11/23/2004 12:00AM

Desormeaux presses for answers from Guild


LEXINGTON, Ky. - Kent Desormeaux, a board member of the Jockeys' Guild, said Tuesday that he has begun an inquiry into the qualifications of the organization's president, L. Wayne Gertmenian.

Desormeaux, a Hall of Fame rider based in California, said he was acting in response to questions raised about claims in Gertmenian's resume that have been difficult to substantiate. The resume is posted on the Internet site of Pepperdine University, where school officials said Gertmenian is a tenured professor.

"We are looking into it, and I am doing the due diligence," Desormeaux said. "There are questions that have to be answered, and they can't be swept under the rug. These are very serious allegations."

Support at the Guild for the inquiry by Desormeaux was difficult to gauge on Tuesday. He said there were nine full members on the board but declined to name any other members who supported his position. Tomey Jean Swan, the chairwoman of the Guild's board, said that Desormeaux's actions had not been authorized by the board and that most board members did not believe an inquiry was necessary.

"Ultimately, the questions about Gertmenian's background are immaterial," Swan said. "The proof is in what he has accomplished for us."

Desormeaux said he plans to complete the inquiry, along with a separate inquiry into concerns over the Guild's financial management, by the time the Guild meets in Irving, Texas, Dec. 5-7, for its annual assembly. The results of the inquiries will be presented to the assembly, Desormeaux said.

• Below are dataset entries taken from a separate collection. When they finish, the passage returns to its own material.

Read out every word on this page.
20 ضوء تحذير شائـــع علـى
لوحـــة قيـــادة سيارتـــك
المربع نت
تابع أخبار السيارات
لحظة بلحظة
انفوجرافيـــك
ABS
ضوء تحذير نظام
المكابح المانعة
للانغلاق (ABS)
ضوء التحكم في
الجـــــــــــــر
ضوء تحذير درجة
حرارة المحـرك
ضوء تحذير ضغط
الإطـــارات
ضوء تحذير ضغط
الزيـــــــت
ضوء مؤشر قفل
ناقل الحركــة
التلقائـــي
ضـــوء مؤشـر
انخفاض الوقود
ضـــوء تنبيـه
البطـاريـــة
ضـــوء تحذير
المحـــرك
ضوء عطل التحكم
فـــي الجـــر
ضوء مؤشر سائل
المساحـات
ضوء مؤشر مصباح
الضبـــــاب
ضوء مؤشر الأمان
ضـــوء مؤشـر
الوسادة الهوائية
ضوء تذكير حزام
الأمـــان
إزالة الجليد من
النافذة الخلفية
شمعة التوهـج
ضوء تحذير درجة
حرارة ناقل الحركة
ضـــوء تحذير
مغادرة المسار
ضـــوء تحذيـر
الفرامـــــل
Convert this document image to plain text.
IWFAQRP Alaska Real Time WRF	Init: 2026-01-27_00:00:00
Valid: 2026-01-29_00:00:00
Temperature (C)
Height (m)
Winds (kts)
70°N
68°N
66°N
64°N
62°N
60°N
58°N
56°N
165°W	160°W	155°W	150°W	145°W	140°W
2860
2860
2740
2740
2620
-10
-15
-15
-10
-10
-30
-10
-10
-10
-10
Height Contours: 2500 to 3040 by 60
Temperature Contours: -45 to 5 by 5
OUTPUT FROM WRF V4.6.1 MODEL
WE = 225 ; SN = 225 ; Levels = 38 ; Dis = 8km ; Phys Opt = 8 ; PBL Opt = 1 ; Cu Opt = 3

"As a collection of jockeys, the Guild has never been stronger," Desormeaux said. "As far as who is going to lead it into tomorrow, that is being discussed."

Swan declined to comment Tuesday when asked about the Guild's financial management, saying that such questions have been biased against the Guild.

Gertmenian was installed as the president of the Guild in 2001, at the same time that his company, Matrix Capital Associates, took over the daily management of the organization.

Earlier this month, the Guild's Senate, a body independent of the board, removed one of the Senate members, Eddie King, after King violated requests by the board not to speak publicly about concerns over the Guild's management. Desormeaux said he voted against King's removal.

King, a rider based in New Jersey and a former treasurer of the Guild, has since filed a lawsuit in a United States district court in New Jersey against the Guild, claiming that the Guild blocked board members from examining its financial statements. The lawsuit alleges that the Guild improperly removed him from the Senate because he was never presented with formal charges before the vote to remove him.

Desormeaux said that the Guild's full board is not typically informed about financial statements and that some board members have been confused by the Guild's financial strategies.

The Guild allowed a supplemental policy that provided up to $1 million in coverage to lapse in 2002 even though financial filings by the Guild showed that the organization had $4.2 million in cash at the end of the year, up from $2.2 million at the start of the year. Jockeys are covered by an accident policy purchased by individual racetracks that pays up to $100,000 for medical bills.

Desormeaux said the Guild's bylaws allowed board members to examine its financial statements. "If I want to see them and I demand that, then I can," Desormeaux said. He said he planned to look over the statements "and much more" but declined to be specific.

On the resume posted on Pepperdine's Internet site, Gertmenian is described as "chief detente negotiator in Moscow for the National Security Council" as well as "emissary to Teheran for the Secretary of Commerce" from 1974 to 1976, during the Nixon and Ford administrations. Official archivists at both the Nixon and Ford libraries have said that those titles did not exist.

Gertmenian has repeatedly failed to respond to requests for comment. On Monday, Gertmenian declined to comment publicly immediately after the first meeting of a task force set up by the National Thoroughbred Racing Association to explore solutions to the problem of adequate and affordable accident insurance for jockeys. The NTRA task force appointed a committe to issue recommendations by the end of the year on how to provide accident insurance for jockeys in which all major components of the industry would pay a share.